É aí que entra o fator sorte: pouco tempo após uma reforma no LIGO, sistema composto por dois interferômetros construídos nos Estados Unidos especificamente para captar ondas gravitacionais, os pesquisadores acreditam ter encontrado distorções no espaço-tempo causadas pela fusão de dois buracos negros gigantescos. “Eles não apenas detectaram as ondas, mas sabem quais são os objetos envolvidos no fenômeno”, destaca Oliveira.

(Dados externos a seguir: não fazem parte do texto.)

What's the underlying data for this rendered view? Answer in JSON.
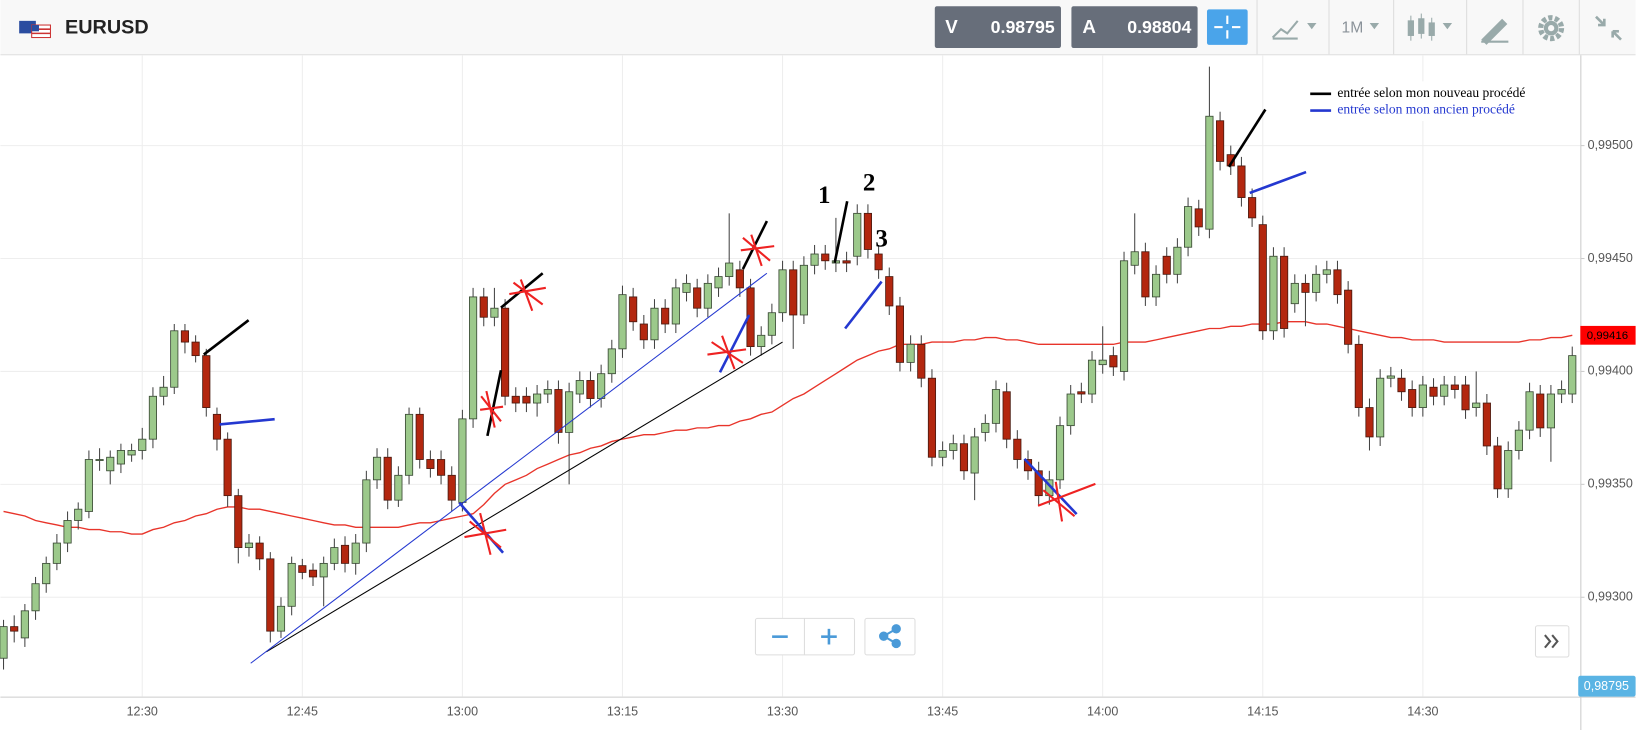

As ondas detectadas pelos cientistas viajaram mais de um bilhão de anos no vácuo do espaço. Uma vez percebidas, foram analisadas por centenas de cientistas que identificaram padrões de oscilação próprios da fusão entre buracos negros. “É uma espécie de engenharia reversa. Por meio das ondas, os cientistas conseguiram identificar a massa dos dois objetos e do terceiro, formado a partir da fusão entre eles”, detalha Nemmen, que faz uma analogia com a música para explicar o processo: “As ondas gravitacionais são uma espécie de partitura do espaço-tempo, permitem a compreensão sobre os instrumentos envolvidos na sinfonia”, compara.

Nobel a caminho?

Para Oliveira, a possibilidade de analisar as ondas gravitacionais traz inúmeras alternativas de pesquisa, como ocorreu com a descoberta dos raios-x ou do radiotelescópio. “Assim como o Bóson [de Higgs] tinha que existir para que a física que conhecemos fosse verdadeira, as ondas precisavam estar lá, ou a teoria de Einstein estaria errada. Agora, poderemos pesquisar um outro universo de fenômenos astronômicos”, explica.

Especula-se que será possível, por exemplo, começar a desvendar as propriedades do graviton, sobre o qual só existem previsões teóricas até o momento. Assim como o fóton é a partícula da força eletromagnética, essa partícula sem massa estaria por trás das ondas gravitacionais. “Outra possibilidade que me deixa empolgado é a de entender o comportamento da gravidade quando a curvatura do espaço é muito violenta, como nas proximidades de um buraco negro. Até hoje, não tínhamos informações sobre isso, mas as ondas vão nos trazer uma ‘assinatura’ do fenômeno”, aposta Nemmen.

A importância do feito é tamanha que os dois especialistas ouvidos pela CH Online acreditam que os responsáveis pelo projeto LIGO ganharão o prêmio Nobel de Física nos próximos anos. “A partir de agora, vamos testar detalhadamente as previsões de Einstein sobre buracos negros. Finalmente vamos fechar a enciclopédia da gravidade, isso é o mais incrível”, vibra Nemmen.